Les employés d’hô­tels, res­tau­rants et cafés viennent de créer un syn­di­cat à ten­dance syn­di­ca­liste révo­lu­tion­naire, se sépa­rant de la cen­trale syn­di­cale réfor­miste autri­chienne. Mais cet évé­ne­ment nou­veau dans la vie du pays enra­gea social-démo­crates et gou­ver­ne­ment répu­bli­cain. Cette fédé­ra­tion syn­di­ca­liste fut dis­soute, comme illé­gale, par la Chan­cel­le­rie de la répu­blique autri­chienne. L’or­ga­ni­sa­tion syn­di­ca­liste fit appel contre cette déci­sion devant le tri­bu­nal consti­tu­tion­nel qui révo­qua l’ordre de dissolution.

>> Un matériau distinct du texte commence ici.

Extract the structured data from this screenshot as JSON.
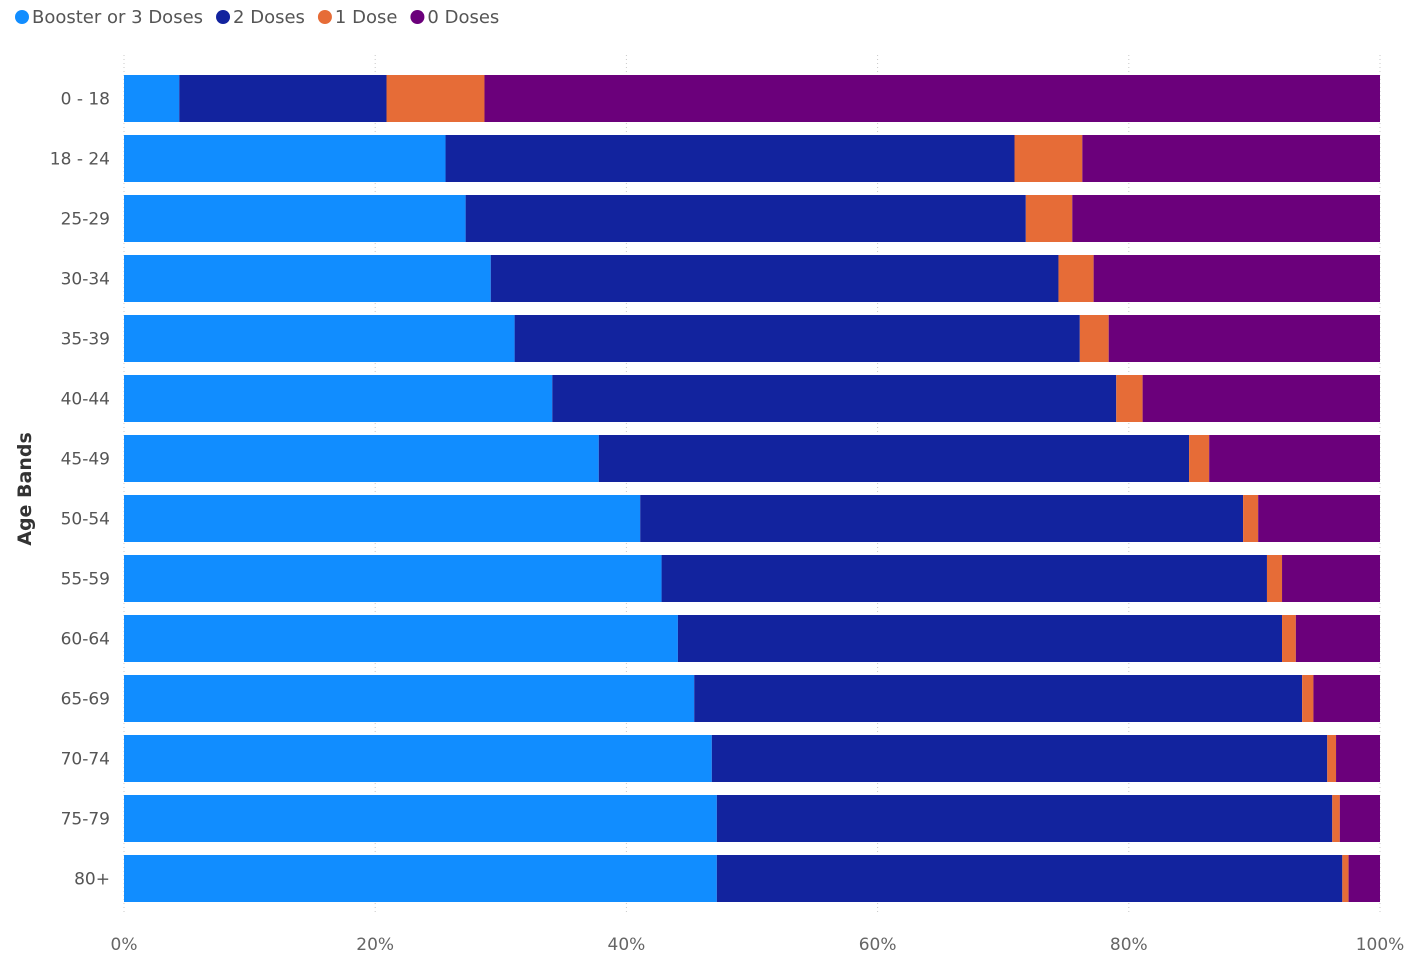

Cet état de choses, quand un État répu­bli­cain inter­dit une orga­ni­sa­tion ouvrière pour la seule rai­son qu’elle se place sur le ter­rain de la lutte révo­lu­tion­naire, de classes et a des buts dif­fé­rents des social-démo­crates, est ‘main­te­nant défi­ni­ti­ve­ment chan­gé. La route pour la créa­tion d’or­ga­ni­sa­tions syn­di­ca­listes est main­te­nant libre pour nos cama­rades d’Au­triche ; espé­rons qu’elle sera bien­tôt lar­ge­ment mise en usage.

Mexique

Pen­dant que les syn­di­cats réfor­mistes du Mexique clignent de l’œil droit du côté d’Am­ster­dam et de l’œil gauche du côté de Mos­cou, nos cama­rades de la C.G.T. révo­lu­tion­naire conti­nuent à faire du bon tra­vail. Le 5e Congrès de la C.G.T. (qui, disons-le en pas­sant, adhère à l’A.I.T.) s’est tenu en juillet à Mexi­co. Y furent repré­sen­tés 98.000 ouvriers et pay­sans par 300 délé­gués man­da­tés par 298 syn­di­cats ouvriers et 15 syn­di­cats agri­coles. Mal­gré toutes les per­sé­cu­tions du gou­ver­ne­ment socia­liste mexi­cain, la C.G.T. conti­nue à pro­gres­ser et à réunir autour d’elle les élé­ments réel­le­ment pro­lé­ta­riens de la popu­la­tion urbaine et rurale. Quant à la cen­trale réfor­miste, la C.R.O.M. (Confé­dé­ra­tion Régio­nale Ouvrière Mexi­caine), elle est com­po­sée sur­tout des élé­ments social-réfor­mistes, des fonc­tion­naires d’É­tat, des poli­ciers, des per­cep­teurs- d’im­pôts, des fonc­tion­naires de tri­bu­naux et de la jus­tice, des gar­diens de pri­son, etc. C’est avec ceux-ci que Pur­cell, Brown et Tom­sky vont tâcher de s’en­tendre. Nous le leur sou­hai­tons de bon cœur.